Felwine Sarr, recognized as one of the African intellectuals who counts the most on the international scene, he published a learning novel: “The places my dreams live in”, published by Gallimard.
His roots are in Senegal, on his native island of Niodior. Senegalese, he certainly is, but he is also a citizen of the world whom we welcome today. A man of culture and humanities, in all senses of the word. The career of this reggaeman black belt in karate, who has become one of the African intellectuals who count the most on the international scene, is not trivial. A writer, a philosopher, a professor too: economics for 13 years at Gaston Berger University in Senegal, African philosophy today at Duke University in the United States.

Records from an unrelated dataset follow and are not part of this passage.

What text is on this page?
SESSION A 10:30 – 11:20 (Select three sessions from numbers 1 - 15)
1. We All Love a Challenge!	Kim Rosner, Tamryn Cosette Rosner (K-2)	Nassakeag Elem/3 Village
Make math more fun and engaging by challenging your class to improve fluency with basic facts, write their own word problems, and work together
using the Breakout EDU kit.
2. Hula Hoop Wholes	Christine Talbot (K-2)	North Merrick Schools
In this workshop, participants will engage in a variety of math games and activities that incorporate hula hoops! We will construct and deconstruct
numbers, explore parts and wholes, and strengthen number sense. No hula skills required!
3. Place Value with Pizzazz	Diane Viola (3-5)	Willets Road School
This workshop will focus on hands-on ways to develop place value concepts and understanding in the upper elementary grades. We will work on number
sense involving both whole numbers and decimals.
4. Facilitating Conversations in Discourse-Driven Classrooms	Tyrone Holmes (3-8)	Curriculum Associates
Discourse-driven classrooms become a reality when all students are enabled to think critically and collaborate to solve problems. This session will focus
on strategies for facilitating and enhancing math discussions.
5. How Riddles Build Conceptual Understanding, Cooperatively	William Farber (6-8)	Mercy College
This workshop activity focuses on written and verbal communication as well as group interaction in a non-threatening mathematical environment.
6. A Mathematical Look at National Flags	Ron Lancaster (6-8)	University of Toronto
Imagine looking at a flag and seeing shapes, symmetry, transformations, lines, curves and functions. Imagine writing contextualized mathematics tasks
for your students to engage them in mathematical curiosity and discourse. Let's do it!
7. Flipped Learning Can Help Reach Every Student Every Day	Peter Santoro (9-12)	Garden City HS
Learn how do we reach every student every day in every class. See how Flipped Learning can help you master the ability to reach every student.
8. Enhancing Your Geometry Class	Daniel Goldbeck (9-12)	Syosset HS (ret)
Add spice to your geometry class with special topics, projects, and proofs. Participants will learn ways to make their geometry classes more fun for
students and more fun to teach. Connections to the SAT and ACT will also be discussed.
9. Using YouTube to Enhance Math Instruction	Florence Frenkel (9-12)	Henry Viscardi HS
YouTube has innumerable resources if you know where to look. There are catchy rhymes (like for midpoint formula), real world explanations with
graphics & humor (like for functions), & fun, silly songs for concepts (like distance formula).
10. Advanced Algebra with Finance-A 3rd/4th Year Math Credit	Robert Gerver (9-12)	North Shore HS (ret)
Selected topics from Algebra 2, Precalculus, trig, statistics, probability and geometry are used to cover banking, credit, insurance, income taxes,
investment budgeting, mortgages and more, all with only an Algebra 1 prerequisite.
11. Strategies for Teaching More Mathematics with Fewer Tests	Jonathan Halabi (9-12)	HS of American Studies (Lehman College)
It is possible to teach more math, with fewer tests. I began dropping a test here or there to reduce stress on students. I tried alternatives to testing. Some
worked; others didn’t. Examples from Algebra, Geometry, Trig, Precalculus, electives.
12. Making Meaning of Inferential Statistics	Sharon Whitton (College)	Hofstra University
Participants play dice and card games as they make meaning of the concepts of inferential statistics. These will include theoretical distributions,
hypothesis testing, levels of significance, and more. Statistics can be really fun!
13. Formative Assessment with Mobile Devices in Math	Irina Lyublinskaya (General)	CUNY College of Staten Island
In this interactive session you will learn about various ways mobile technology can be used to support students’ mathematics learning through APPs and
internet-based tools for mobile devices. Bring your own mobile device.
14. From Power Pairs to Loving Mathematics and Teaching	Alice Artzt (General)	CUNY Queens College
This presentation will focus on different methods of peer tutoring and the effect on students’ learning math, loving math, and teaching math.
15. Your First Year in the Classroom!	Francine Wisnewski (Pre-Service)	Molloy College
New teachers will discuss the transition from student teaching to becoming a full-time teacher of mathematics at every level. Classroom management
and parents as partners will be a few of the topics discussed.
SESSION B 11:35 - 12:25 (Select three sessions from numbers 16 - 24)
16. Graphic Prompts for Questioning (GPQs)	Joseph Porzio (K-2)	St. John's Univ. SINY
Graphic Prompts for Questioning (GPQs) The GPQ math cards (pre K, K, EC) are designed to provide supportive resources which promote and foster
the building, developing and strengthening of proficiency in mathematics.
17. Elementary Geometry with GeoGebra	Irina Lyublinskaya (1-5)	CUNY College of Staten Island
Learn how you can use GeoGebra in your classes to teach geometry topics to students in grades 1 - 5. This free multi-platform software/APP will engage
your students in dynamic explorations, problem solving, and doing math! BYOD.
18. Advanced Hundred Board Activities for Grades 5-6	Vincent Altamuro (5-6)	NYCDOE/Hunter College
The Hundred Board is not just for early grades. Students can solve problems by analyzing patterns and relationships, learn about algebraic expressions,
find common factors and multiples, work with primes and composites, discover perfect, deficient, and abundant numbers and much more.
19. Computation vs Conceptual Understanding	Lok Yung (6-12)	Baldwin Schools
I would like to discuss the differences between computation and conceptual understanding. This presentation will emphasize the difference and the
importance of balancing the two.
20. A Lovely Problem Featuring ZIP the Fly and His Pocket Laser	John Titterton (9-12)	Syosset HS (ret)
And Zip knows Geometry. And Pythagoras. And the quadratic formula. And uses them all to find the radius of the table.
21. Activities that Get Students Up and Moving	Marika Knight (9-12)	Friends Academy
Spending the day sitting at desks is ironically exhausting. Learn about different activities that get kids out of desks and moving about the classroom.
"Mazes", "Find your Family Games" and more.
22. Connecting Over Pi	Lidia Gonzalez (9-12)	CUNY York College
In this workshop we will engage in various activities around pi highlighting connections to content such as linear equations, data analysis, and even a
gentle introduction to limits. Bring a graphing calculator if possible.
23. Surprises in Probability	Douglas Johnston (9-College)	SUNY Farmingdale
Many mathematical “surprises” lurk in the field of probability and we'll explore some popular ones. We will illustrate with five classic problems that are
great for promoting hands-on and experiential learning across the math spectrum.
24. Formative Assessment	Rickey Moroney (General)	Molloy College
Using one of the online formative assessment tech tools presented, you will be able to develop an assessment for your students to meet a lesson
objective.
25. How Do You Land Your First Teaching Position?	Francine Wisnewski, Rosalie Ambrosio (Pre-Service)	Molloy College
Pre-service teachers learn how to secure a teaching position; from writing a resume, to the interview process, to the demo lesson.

Since 2016, his essay on the future of Africa, “Afrotopia” has become a vade-mecum for a whole section of African youth. His Ateliers de la Pensée launched the same year with the Cameroonian historian Achille Mbembe also caused a stir, as did his “Report on the restitution of African cultural heritage” written with the art historian Bénédicte Savoy.
For several months, Felwine Sarr has also been the happy co-publisher of the last Goncourt Prize, “The most secret memory of men” by his almost namesake Mohamed Mbougar Sarr. He publishes, with the Gallimard editions, in the Collection “L’Arpenteur” a novel of apprenticeship which stages two twin brothers: “The places where my dreams live”.
Rebroadcast of the Thursday, March 10, 2022 show.